Mark Esper, the former secretary of defense under former President Donald Trump, said the. former president suggested the U.S. fire missiles into Mexico in an interview on "60 Minutes."
During the interview, Esper discussed several interactions he had with Trump, which he details in his new memoir, "A Sacred Oath." Esper, who was confirmed in July 2019, claims he had to prevent "really bad things" from happening under Trump.

During the last year of the Trump administration, Esper says the former president suggested some "things that could have taken the country in…a dark direction."
Esper said that different voices in the White House proposed things like taking action against Venezuela, imposing a blockade on Cuba, and striking Iran. The former defense secretary claims these weren't one-off suggestions, but regularly brought up.
"These ideas would happen – it seemed, every – every few weeks," Esper said in the "60 Minutes" interview. "Something like this would come up, and we'd have to swat 'em down."
As for who was there to shut down the ideas, Esper said that then Joint Chiefs of Staff General Mark Milley would often support him in stopping bad suggestions from materializing.
Esper said that on at least a couple of occasions, Trump suggested that the U.S. Military should shoot missiles into Mexico. When he was asked why the president would want to do that, Esper said he wanted to go after the cartels.
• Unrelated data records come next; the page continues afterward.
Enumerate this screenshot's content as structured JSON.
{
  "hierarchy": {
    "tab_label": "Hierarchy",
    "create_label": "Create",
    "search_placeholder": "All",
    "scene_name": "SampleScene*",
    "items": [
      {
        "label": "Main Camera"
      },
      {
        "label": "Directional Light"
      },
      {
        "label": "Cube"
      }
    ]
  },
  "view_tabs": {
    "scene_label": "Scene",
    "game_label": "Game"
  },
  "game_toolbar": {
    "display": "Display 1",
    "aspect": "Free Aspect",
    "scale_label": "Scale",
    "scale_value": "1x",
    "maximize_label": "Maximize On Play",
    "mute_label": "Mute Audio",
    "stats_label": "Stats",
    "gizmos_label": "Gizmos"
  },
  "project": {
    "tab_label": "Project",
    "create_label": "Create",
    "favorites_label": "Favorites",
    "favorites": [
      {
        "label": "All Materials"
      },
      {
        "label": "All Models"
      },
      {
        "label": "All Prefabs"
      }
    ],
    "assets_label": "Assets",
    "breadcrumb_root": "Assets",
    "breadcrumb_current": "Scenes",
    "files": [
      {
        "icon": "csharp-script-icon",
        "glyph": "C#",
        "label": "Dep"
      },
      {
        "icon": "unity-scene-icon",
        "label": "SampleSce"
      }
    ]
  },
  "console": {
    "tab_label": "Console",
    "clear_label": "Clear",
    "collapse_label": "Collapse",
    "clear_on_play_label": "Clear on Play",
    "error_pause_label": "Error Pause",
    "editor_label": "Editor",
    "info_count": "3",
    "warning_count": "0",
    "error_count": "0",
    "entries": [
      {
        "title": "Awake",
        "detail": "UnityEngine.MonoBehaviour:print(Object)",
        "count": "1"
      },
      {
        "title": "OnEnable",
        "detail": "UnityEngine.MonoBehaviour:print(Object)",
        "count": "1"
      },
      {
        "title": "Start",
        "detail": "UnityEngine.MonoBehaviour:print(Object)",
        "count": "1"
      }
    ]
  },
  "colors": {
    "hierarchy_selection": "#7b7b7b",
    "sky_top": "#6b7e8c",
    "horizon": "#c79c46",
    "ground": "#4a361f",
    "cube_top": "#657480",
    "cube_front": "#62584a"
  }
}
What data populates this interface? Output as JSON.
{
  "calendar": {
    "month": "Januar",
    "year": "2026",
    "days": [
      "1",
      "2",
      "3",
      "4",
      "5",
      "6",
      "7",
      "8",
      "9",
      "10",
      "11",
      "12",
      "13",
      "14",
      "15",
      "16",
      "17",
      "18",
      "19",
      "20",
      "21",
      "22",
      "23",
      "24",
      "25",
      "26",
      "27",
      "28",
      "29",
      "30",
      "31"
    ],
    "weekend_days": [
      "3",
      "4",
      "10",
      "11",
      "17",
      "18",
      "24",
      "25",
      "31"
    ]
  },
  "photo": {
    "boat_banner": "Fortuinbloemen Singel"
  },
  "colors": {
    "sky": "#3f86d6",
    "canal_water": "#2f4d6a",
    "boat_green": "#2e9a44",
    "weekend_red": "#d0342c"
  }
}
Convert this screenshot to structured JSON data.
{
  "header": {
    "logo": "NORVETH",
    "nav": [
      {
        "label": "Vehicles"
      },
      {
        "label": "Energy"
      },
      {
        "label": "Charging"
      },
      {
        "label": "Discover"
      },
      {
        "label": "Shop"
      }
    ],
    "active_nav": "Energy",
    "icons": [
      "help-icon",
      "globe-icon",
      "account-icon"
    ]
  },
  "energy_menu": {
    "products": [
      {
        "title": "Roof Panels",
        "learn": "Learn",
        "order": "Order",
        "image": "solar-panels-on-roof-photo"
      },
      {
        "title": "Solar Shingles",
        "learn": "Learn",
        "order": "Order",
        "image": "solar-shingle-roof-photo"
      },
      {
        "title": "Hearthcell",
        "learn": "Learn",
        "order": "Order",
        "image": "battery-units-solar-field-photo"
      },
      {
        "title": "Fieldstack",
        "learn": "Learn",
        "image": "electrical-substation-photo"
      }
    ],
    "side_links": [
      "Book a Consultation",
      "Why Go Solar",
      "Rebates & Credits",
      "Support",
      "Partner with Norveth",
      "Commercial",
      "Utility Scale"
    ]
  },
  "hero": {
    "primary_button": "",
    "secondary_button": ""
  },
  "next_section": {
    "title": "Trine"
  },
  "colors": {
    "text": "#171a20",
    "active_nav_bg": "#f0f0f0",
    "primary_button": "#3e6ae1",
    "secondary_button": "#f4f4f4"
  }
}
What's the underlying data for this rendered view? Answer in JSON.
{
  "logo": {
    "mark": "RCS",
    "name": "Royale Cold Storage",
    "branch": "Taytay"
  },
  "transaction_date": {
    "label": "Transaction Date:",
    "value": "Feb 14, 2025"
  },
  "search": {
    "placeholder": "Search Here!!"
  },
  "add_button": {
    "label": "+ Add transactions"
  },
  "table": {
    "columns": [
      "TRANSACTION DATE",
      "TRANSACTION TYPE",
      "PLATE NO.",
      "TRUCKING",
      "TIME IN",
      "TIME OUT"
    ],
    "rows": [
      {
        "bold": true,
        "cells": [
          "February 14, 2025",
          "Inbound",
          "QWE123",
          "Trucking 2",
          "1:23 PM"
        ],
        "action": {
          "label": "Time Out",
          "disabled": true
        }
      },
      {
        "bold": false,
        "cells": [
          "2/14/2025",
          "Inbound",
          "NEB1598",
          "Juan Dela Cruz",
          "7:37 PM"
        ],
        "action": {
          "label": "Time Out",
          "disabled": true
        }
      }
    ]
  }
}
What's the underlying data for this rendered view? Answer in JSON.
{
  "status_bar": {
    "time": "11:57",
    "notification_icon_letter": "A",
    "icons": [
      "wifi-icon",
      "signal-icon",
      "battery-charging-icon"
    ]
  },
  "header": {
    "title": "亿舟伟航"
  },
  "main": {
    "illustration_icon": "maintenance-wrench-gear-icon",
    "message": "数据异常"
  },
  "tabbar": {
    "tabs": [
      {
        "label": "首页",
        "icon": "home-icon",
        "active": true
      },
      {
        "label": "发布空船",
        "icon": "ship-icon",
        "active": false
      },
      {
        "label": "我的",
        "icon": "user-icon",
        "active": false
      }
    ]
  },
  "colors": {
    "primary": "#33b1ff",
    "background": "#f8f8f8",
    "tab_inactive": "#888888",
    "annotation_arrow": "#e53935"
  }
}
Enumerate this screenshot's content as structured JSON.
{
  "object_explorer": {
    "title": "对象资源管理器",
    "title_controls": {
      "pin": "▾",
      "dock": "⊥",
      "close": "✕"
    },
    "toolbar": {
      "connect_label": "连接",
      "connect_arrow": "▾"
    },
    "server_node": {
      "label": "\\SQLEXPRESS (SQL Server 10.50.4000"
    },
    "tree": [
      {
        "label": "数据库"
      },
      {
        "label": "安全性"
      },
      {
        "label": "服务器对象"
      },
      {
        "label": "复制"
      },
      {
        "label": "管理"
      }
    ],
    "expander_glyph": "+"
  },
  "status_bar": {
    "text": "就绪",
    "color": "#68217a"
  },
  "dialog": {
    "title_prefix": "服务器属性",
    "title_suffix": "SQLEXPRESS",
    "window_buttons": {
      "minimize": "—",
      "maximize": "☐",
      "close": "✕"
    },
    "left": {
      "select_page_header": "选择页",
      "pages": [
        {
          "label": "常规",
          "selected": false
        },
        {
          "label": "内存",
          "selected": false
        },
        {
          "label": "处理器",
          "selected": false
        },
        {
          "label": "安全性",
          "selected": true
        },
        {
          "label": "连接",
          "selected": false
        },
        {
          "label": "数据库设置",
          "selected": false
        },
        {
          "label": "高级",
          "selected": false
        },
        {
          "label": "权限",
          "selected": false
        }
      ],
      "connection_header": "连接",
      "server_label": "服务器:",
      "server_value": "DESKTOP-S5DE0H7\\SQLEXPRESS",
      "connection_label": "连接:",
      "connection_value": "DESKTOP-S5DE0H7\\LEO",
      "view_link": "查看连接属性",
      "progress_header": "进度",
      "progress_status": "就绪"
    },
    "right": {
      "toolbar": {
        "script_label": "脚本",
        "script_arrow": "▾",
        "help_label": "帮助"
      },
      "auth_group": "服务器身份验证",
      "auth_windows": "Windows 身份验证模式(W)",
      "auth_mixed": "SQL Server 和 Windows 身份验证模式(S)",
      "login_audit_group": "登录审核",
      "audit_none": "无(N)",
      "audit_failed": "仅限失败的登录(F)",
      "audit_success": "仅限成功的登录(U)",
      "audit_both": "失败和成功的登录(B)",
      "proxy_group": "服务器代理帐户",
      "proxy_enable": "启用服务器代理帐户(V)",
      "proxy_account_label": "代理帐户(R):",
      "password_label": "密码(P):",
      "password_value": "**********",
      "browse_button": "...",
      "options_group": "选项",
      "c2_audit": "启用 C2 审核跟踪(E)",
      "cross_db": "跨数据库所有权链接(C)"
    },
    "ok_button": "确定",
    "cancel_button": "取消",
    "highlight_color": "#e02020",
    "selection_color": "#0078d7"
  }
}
"We would have this private discussion where I'd say, 'Mr. President, I, you know, I understand the motive.' Because he was very serious about dealing with drugs in America," Esper said. "I get that, we all understand, but I had to explain to him, 'We, we can't do that. It would violate international law. It would be terrible for our neighbors to the south. It would, you know, impact us in so many ways. Why, why don't we do this instead?'
Esper writes the former president wanted to “destroy the drug labs” and wipe out the cartels and Trump said “we could just shoot some Patriot missiles and take out the labs, quietly,” adding “no one would know it was us," according to an excerpt of the book via The New York Times.
When it comes to why Esper is coming out with these stories now, the former secretary of defense said he didn't think people would believe it.
However, during a dinner with a colleague after the 2020 election, Esper was asked if he remembered Trump inquiring about shooting missiles into Mexico. It was at that point he knew he had to write about what he had been through and do so accurately.
In order to fact-check all he wrote, he sent the manuscript to more than a dozen cabinet members, former and current four-star officers, and senior civilians from the Pentagon to make sure it was accurate.
CBS reported six of them who received the manuscript said what they read was accurate.
The memoir is set to be released Tuesday. It goes into more of Trump's interactions with members of his cabinet throughout the last year of his presidency, including conversations he had following the death of George Floyd in Minneapolis.